Given a video with a fixed background containing a lot of variation in light I am trying to detect pulses of light that occur for relatively short spans of time. When the video is played it is pretty easy for a person to distinguish the light pulses but if only shown a still frame it would be impossible to distinguish a pulse from background light.
I would like to know if there is specific terminology in machine vision that I can use to search for algorithms used to solve this problem. Also if you have any references for papers or open source software that solves this problem that would be great.
Edit: More context
The video itself is of a biological process that occurs at the sub-cellular level and while the background is fixed there is also a significant amount of random signal noise at the pixel level (there doesn’t appear to be significant correlation in the noise between neighboring pixels). Note that the variation I refer to in the first paragraph is true variation and not signal noise. Since I mentioned that the process is biological it’s probably also worth saying that there is no movement going on; these are just pulses of light. Also, the pulses themselves occupy enough pixels so that it is easy to discern their relative sizes.
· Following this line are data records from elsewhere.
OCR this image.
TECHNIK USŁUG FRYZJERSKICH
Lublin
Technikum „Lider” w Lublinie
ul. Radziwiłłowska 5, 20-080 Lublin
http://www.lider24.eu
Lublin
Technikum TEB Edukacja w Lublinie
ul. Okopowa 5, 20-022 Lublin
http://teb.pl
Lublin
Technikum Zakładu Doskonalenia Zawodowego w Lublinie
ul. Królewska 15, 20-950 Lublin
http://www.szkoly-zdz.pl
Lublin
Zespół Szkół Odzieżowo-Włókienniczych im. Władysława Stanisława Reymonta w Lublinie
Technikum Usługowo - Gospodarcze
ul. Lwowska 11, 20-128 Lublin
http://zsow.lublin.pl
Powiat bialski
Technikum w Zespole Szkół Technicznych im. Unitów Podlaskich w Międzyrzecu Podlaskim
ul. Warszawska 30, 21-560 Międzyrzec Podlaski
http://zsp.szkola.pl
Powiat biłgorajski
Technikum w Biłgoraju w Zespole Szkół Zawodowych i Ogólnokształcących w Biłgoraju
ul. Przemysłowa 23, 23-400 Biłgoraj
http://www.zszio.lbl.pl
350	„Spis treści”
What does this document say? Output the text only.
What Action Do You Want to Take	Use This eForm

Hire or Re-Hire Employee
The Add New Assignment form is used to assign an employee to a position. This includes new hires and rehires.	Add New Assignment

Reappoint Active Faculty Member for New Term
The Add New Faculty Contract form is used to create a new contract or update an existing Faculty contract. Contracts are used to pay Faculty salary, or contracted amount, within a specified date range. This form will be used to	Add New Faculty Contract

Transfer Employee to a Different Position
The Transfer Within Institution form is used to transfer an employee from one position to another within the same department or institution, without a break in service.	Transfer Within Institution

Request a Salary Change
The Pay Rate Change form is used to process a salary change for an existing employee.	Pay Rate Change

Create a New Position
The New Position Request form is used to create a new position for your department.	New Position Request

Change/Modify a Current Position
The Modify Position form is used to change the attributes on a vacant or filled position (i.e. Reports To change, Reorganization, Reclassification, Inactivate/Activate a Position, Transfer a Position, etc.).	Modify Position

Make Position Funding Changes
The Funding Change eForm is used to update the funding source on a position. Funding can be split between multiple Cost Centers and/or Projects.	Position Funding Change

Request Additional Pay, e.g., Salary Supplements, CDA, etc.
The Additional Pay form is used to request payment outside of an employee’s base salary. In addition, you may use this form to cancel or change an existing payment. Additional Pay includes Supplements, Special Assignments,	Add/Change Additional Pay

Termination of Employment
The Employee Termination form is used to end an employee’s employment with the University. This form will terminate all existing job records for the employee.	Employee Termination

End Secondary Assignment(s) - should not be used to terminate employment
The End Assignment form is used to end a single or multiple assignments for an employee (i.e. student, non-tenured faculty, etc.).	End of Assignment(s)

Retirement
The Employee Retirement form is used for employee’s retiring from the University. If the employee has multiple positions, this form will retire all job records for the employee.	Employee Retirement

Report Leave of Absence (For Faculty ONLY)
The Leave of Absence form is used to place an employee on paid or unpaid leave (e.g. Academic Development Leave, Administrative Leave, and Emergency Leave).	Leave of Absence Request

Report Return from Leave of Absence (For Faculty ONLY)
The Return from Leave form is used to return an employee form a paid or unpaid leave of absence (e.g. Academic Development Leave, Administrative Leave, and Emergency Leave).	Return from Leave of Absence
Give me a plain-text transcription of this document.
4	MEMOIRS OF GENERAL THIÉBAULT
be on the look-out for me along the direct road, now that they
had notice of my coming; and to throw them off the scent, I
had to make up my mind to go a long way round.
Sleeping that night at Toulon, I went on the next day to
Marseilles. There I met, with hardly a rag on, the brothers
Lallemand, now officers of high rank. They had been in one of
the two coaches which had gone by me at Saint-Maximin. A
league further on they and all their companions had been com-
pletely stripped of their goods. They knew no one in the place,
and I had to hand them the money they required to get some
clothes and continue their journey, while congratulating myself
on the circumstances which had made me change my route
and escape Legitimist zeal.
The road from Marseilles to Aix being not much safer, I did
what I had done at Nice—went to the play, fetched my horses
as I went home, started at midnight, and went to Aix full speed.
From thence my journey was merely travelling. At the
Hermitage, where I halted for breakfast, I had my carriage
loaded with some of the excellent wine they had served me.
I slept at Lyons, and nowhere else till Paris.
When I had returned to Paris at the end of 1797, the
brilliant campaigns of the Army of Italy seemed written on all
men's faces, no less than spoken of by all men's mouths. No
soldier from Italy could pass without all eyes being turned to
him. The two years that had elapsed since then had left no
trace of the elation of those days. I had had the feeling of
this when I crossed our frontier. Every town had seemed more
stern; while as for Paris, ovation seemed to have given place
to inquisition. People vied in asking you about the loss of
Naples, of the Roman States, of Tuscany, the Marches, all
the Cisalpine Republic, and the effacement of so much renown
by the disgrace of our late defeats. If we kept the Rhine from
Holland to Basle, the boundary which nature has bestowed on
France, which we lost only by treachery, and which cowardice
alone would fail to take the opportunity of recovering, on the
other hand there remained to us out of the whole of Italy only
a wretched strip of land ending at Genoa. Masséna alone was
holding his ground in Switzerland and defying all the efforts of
From statistics, you could look into change point detection. The essential idea being that most of the time each (x,y) point or region, if you define some granularity of regions, has an intensity I(x,y), where I(x,y) is random, but either bounded or stochastic with some assumed distribution (e.g. normal with a given mean and standard deviation), and then it is observed with an intensity that is anomalous for that distribution. Anomaly detection would also apply, but the time series nature is more appropriate.
(If you want to go more into the statistical methodologies, it would be far more appropriate to discuss this on the statistics Stack Exchange site.)
If you look into astronomical applications, you can find papers on supernova and pulsar detection.
Update 1. Just to clarify the astronomical analogies, if the pulse is repeating, then papers on pulsars or satellites may be most appropriate. If the pulse is one-time, then papers on supernova detection would be better. If the pulse is bursty, and spatially clustered, then meteor strike detection would be better. Although spatial time series analysis, especially change point or anomaly detection, is useful, it’s best to have an understanding of the stochastic phenomena of interest in order to narrow down the detection methodology.